Urban farming isn’t just eco-friendly, it’s entrepreneurial too

Jul 24, 2017

Urban farming isn’t just eco-friendly, it’s entrepreneurial too


A new kind of entrepreneur is popping up. Instead of dressing in suits and ties, they wear jeans, sun hats, and sneakers. And instead of hustling in a penthouse office, they spend their days in the dirt, planting seeds and tending to the land. Meet the urban farmer entrepreneur. It’s well-known that commercial agriculture is depleting our topsoil reserves, adding to our carbon footprint, and polluting our waters. Urban farming offers a smart, clean solution by growing food from what otherwise would be wasted space. Regardless of the size of their business, these entrepreneurs are using digital platforms to make an an eco-friendly living and educate others about the positive effects of eating, buying, and growing local produce.
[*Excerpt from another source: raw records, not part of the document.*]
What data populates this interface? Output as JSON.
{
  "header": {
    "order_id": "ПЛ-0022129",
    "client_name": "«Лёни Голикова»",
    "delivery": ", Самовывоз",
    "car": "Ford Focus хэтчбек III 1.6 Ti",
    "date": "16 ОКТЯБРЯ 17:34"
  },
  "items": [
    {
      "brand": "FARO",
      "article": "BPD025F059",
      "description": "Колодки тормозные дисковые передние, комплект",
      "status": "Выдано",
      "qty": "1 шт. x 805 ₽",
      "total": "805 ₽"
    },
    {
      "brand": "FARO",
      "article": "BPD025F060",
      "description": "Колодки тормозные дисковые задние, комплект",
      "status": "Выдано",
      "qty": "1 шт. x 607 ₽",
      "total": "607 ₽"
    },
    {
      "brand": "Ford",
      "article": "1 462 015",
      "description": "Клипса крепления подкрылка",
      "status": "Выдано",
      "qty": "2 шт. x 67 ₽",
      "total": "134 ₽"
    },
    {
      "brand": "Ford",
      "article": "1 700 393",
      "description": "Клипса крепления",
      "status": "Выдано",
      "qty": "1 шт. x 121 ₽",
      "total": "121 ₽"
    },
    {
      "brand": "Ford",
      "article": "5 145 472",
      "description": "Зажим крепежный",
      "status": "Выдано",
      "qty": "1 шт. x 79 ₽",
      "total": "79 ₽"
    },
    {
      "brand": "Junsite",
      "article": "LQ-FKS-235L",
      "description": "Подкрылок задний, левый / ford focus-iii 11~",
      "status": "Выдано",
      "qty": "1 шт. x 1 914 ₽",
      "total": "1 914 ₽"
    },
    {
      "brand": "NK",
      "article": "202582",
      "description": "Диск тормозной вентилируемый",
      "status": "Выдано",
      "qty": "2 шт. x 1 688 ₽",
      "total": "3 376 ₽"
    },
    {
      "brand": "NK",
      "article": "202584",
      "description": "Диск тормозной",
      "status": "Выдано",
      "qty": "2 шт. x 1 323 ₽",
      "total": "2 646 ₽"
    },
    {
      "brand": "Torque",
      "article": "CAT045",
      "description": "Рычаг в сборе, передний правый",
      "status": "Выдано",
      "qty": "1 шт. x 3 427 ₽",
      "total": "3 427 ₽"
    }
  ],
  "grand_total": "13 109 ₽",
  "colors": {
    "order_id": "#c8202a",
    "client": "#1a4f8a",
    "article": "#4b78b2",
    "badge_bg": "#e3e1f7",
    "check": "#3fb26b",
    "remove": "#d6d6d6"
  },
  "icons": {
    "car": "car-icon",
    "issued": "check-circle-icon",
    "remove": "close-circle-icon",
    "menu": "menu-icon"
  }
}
On a typical day, 24-year old Sophie Pennes is hopping betweens clients’ homes, consulting with them on how to grow produce in their backyards. The LA native started her own company, Urban Farms LA, at the age of 19. Following a brief foray into the fashion world of New York City, Sophie moved back home to Los Angeles for the summer. In the midst of a stasis, she helped her parents transform their front yard into a mini-garden filled with fruits, herbs, and vegetables. “I became obsessed,” Sophie said. She began researching urban farming and experimenting with growing her own produce. By the end of the summer, her interests completely shifted away from fashion and she launched a blog and Instagram devoted to her newfound passion—farming. Social media became an instrumental part of her success. After posting photos of her tomatoes, zucchinis, and cucumbers on Instagram, friends and strangers started contacting her, seeking advice on their own gardens. These days, Sophie finds most of her clients on the neighborhood platform app Nextdoor and through word of mouth.
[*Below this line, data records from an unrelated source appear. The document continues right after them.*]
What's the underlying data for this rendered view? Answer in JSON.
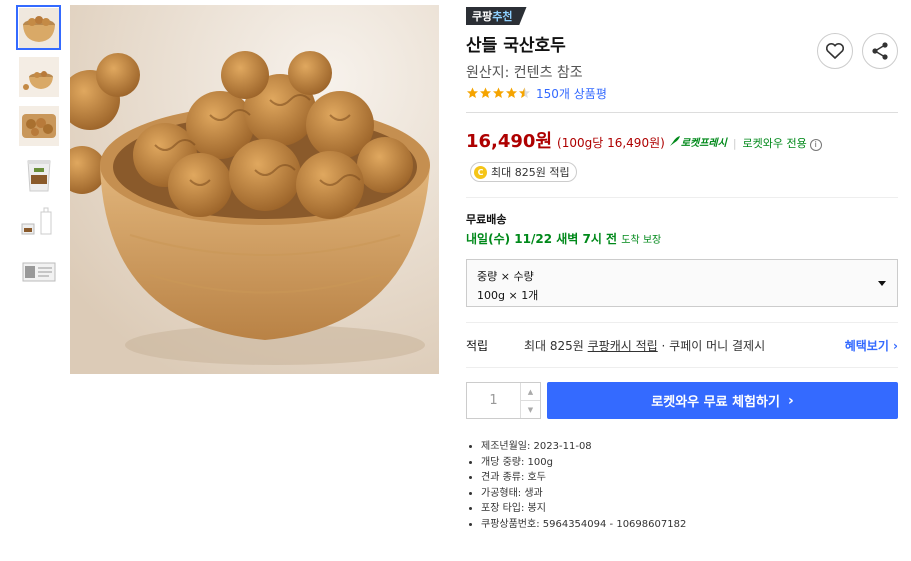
{
  "badge": {
    "prefix": "쿠팡",
    "accent": "추천"
  },
  "product": {
    "title": "산들 국산호두",
    "origin": "원산지: 컨텐츠 참조",
    "rating": 4.5,
    "reviews": "150개 상품평"
  },
  "price": {
    "value": "16,490원",
    "unit": "(100g당 16,490원)",
    "rocket_label": "로켓프레시",
    "wow_label": "로켓와우 전용",
    "cash_reward": "최대 825원 적립"
  },
  "shipping": {
    "label": "무료배송",
    "date": "내일(수) 11/22 새벽 7시 전",
    "guarantee": "도착 보장"
  },
  "option": {
    "header": "중량 × 수량",
    "value": "100g × 1개"
  },
  "earn": {
    "label": "적립",
    "prefix": "최대 825원 ",
    "link": "쿠팡캐시 적립",
    "suffix": " · 쿠페이 머니 결제시",
    "benefit": "혜택보기 ›"
  },
  "buy": {
    "quantity": "1",
    "button": "로켓와우 무료 체험하기",
    "button_chevron": "›"
  },
  "attributes": [
    "제조년월일: 2023-11-08",
    "개당 중량: 100g",
    "견과 종류: 호두",
    "가공형태: 생과",
    "포장 타입: 봉지",
    "쿠팡상품번호: 5964354094 - 10698607182"
  ],
  "colors": {
    "accent_blue": "#346aff",
    "price_red": "#ae0000",
    "rocket_green": "#00891a"
  },
  "icons": [
    "heart-icon",
    "share-icon",
    "star-icon",
    "rocket-icon",
    "info-icon",
    "coin-icon",
    "chevron-down-icon"
  ]
}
Most of Sophie’s clients know next to nothing about farming. During her first consultations, she comes up with a produce wishlist based on their eating habits, access to irrigation, and the amount of shade in their backyard. Once she sets up their garden boxes and plants their seeds, she gives them a brief lesson on gardening, covering everything from watering techniques to organic pesticides. Afterwards, she regularly checks in on her clients to ensure everything is growing accordingly. “I want my clients to never buy produce at a grocery store ever again!” Sophie exclaimed. While Sophie’s up and coming business revolves around face-to-face consulting, other urban farmer entrepreneurs have taken the digital route, teaching people how to grow their own produce through vlogs.

Curtis Stone is an urban farm guru. Over the last seven years, the British Columbia based farmer and consultant has launched a wildly successful YouTube channelblog, and online course. Before becoming a multimedia farming mogul, Curtis was a touring musician living in Montreal. In 2008, he started getting concerned about the environment and negative effects of commercial farming. By 2010, Curtis decided to make a career out of farming and founded Green City Acres in Kelowna, British Columbia.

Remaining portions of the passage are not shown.